When you don't enter a body-fat percentage, the picker pre-fills a Deurenberg 1991 BMI-based estimate (see card below) computed from your height, weight, age, and sex. Adjust if you have a more accurate reading. If any of those inputs are missing, body-fat-dependent rules simply don't fire — the recommendation falls back to age, experience, and sport signals.
Tracking & Behaviour
How does the picker estimate body fat from BMI?
About this study
Sample
1,229 subjects
R²
0.79 SEE 4.1%
A cross-sectional study deriving the BMI-based body-fat percentage prediction formula widely used in clinical and consumer applications when direct body-fat measurement isn't available. Sample of 1,229 subjects across a wide age and BMI range (7–83 years; BMI 13.9–40.9).
The finding
The adult prediction formula derived from this dataset: BF% = 1.20 × BMI + 0.23 × age − 10.8 × sex − 5.4 (where sex = 1 for males, 0 for females). The formula has R²=0.79 and standard error of estimate of 4.1% body fat — meaning it explains about 79% of body-fat variance with typical prediction error around ±4% body fat. The authors validated the formula across subgroups and noted it slightly over-estimates body fat in obese subjects. For most adult populations the prediction error is comparable to skinfold and bioelectrical impedance methods.
The answer
BMI + age + sex predicts BF%
BF% = 1.20×BMI + 0.23×age − 10.8×sex − 5.4 · R² 0.79 · SEE ±4.1%
The Deurenberg formula uses BMI, age, and sex to estimate body fat percentage when a direct measurement isn't available: BF% = 1.20 × BMI + 0.23 × age − 10.8 × sex − 5.4. Standard prediction error is around ±4% body fat — comparable to skinfold and BIA methods. The formula slightly over-estimates body fat in obese subjects per the authors' own validation. The picker uses this as a fallback when no measured body-fat reading is available; users should adjust if they have a more accurate reading.
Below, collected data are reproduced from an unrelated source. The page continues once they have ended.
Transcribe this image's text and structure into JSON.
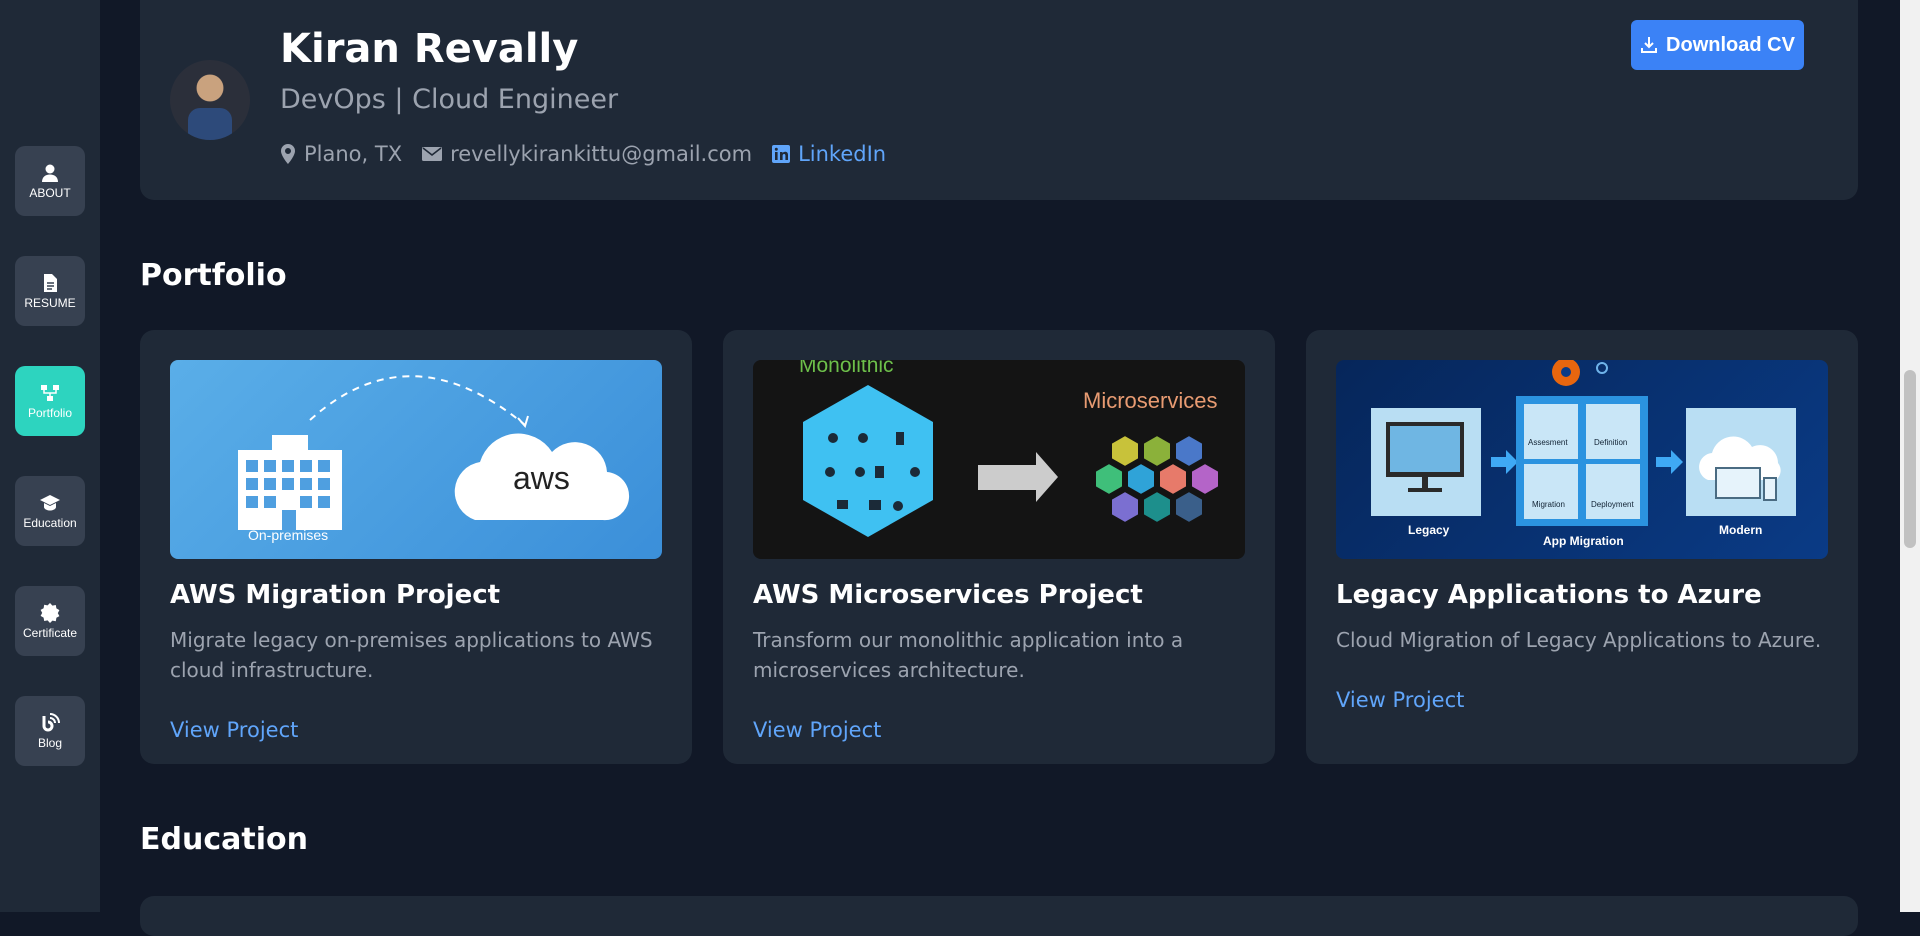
{
  "sidebar": {
    "items": [
      {
        "label": "ABOUT",
        "icon": "user-icon"
      },
      {
        "label": "RESUME",
        "icon": "document-icon"
      },
      {
        "label": "Portfolio",
        "icon": "sitemap-icon",
        "active": true
      },
      {
        "label": "Education",
        "icon": "graduation-cap-icon"
      },
      {
        "label": "Certificate",
        "icon": "certificate-icon"
      },
      {
        "label": "Blog",
        "icon": "blog-icon"
      }
    ]
  },
  "header": {
    "name": "Kiran Revally",
    "role": "DevOps | Cloud Engineer",
    "location": "Plano, TX",
    "email": "revellykirankittu@gmail.com",
    "linkedin": "LinkedIn",
    "download_label": "Download CV"
  },
  "portfolio": {
    "heading": "Portfolio",
    "projects": [
      {
        "title": "AWS Migration Project",
        "description": "Migrate legacy on-premises applications to AWS cloud infrastructure.",
        "link": "View Project",
        "image_labels": {
          "left": "On-premises",
          "right": "aws"
        }
      },
      {
        "title": "AWS Microservices Project",
        "description": "Transform our monolithic application into a microservices architecture.",
        "link": "View Project",
        "image_labels": {
          "left": "Monolithic",
          "right": "Microservices"
        }
      },
      {
        "title": "Legacy Applications to Azure",
        "description": "Cloud Migration of Legacy Applications to Azure.",
        "link": "View Project",
        "image_labels": {
          "legacy": "Legacy",
          "center": "App Migration",
          "modern": "Modern",
          "b1": "Assesment",
          "b2": "Definition",
          "b3": "Migration",
          "b4": "Deployment"
        }
      }
    ]
  },
  "education": {
    "heading": "Education"
  },
  "colors": {
    "accent": "#3b82f6",
    "active_nav": "#2dd4bf",
    "link": "#60a5fa",
    "background": "#111827",
    "card": "#1f2937"
  }
}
Social Support & Exercise Adherence
Meta-analysis of 44 studies (214 effect sizes). Cohesive group exercise consistently outperformed standard classes, home-based programs, and individual training across adherence, social interaction, quality of life, and physiological outcomes.
Path analysis of 506 adults showing group exercise membership predicted higher MET-minutes/week via multiple social support pathways (emotional, validation, companionship, informational). Validates the community social feed.
Feasibility RCT showing participants in the app Team condition were 66% more likely to stay engaged longer than Solo users. Directly validates social/community features within fitness apps improving adherence.
Systematic review of community group exercise programs ≥6 months found mean adherence rates of 69.1%, driven by six social themes including connectedness and instructor support.